Robotics check-in: startup Generalist announced a new ‘physical AI’ model it claims can perform a wide range of dexterous, hand-like tasks with production-grade reliability. The big claim here is adaptability—recovering from mistakes and handling disruptions—rather than just repeating a scripted motion. If results like these hold up outside controlled demos, it’s a meaningful step toward robots that can do economically useful work in warehouses, factories, and servicing environments without months of custom programming.

And for a bit of hardware archaeology: a teardown video surfaced of LG’s unreleased ‘Rollable’ phone prototype, a device that was teased years ago before LG exited the phone business. The internal design looks clever—and also a little terrifying from a durability standpoint—with motors, tracks, and moving supports needed to unfurl extra OLED screen area. It’s a good reminder that many ‘future phone’ concepts fail not because they’re impossible, but because they’re too complex, too fragile, or too expensive to manufacture at scale.

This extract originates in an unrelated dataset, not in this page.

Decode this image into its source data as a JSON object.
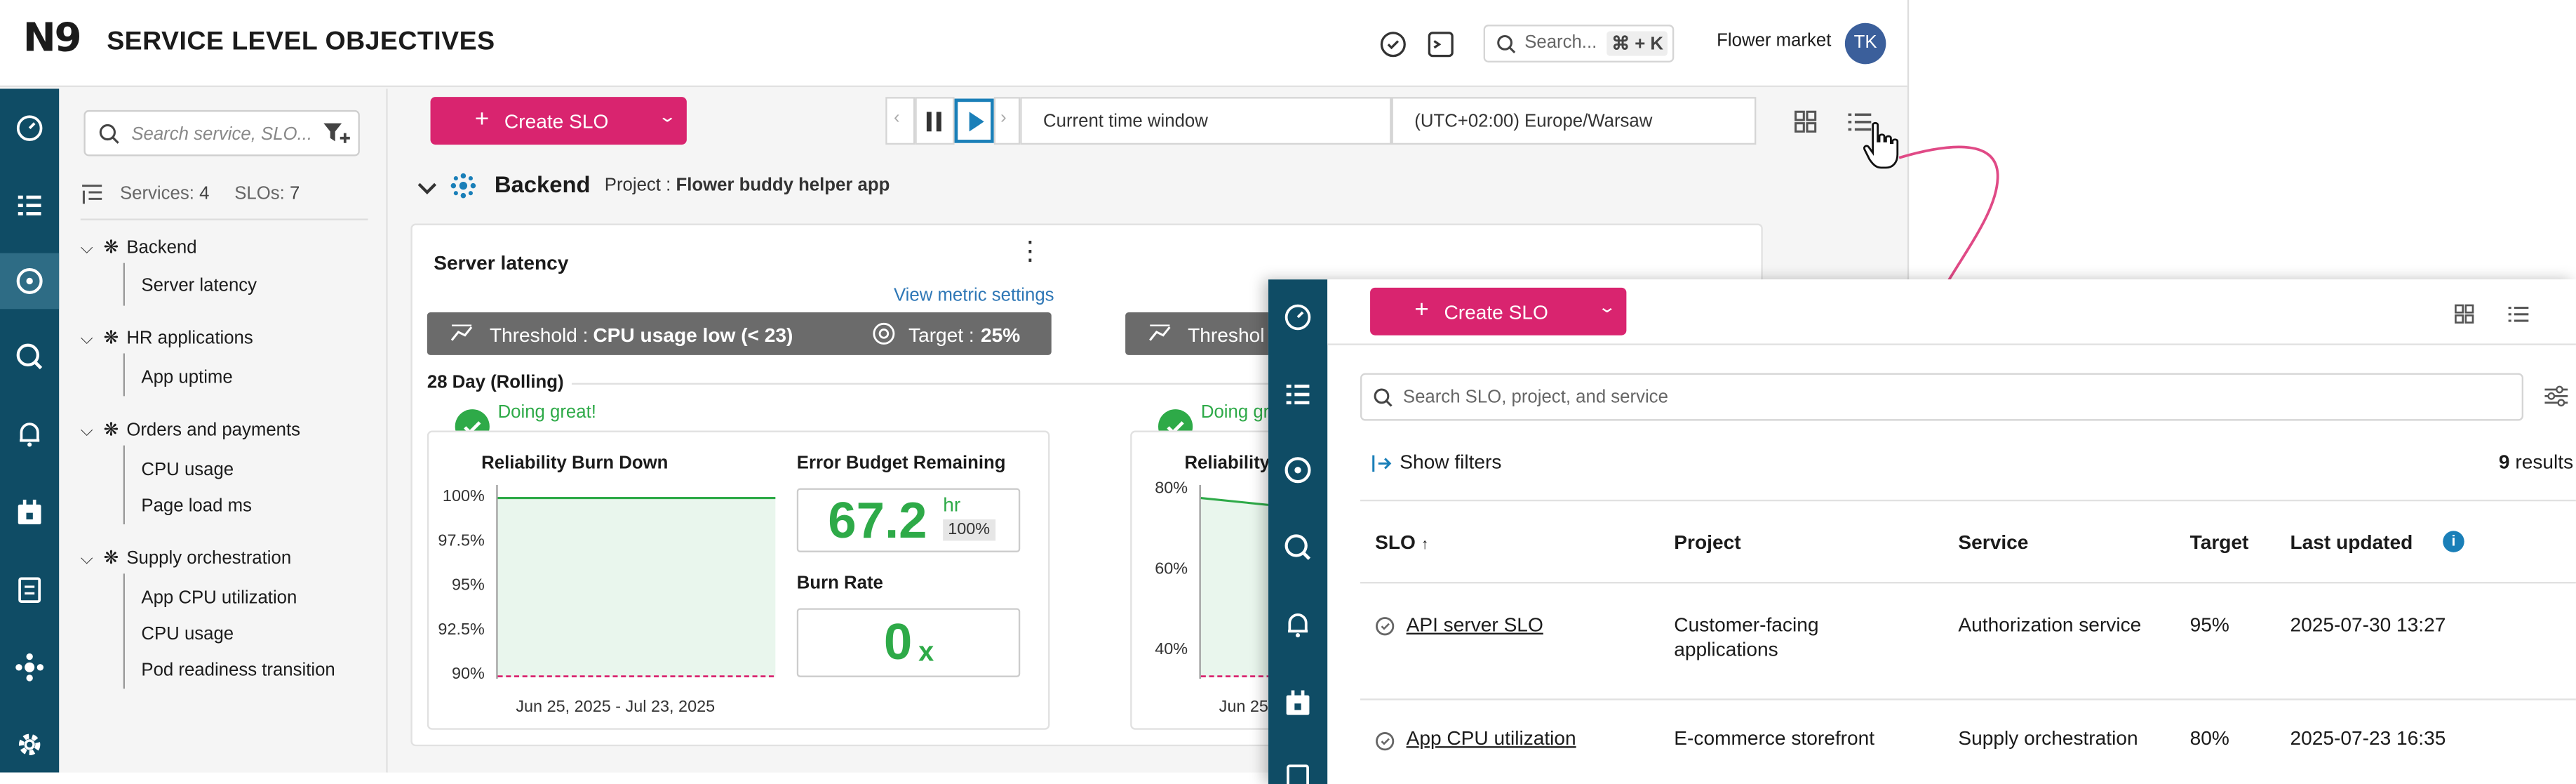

Finally, media economics: Nate Silver argues that social media has shifted from being a dominant traffic engine for publishers to something far more marginal—especially compared to direct relationships like email subscriptions. Even if that’s good news for outlet stability, there’s a sting in the tail: platforms may matter less for clicks, but they can still shape what people believe by rewarding outrage, pile-ons, and partisan content. The business incentives may be changing—but the cultural incentives are still very much in play.

That’s the tech landscape for April 7th, 2026: humans pushing back toward the Moon, AI firms battling over power and chips, and governments and courts trying to catch up to the consequences. If you’re building with AI right now, the theme of the day is constraints—compute, context, and control. I’m TrendTeller. Thanks for listening to The Automated Daily, tech news edition. Check back tomorrow for the next sweep of what matters.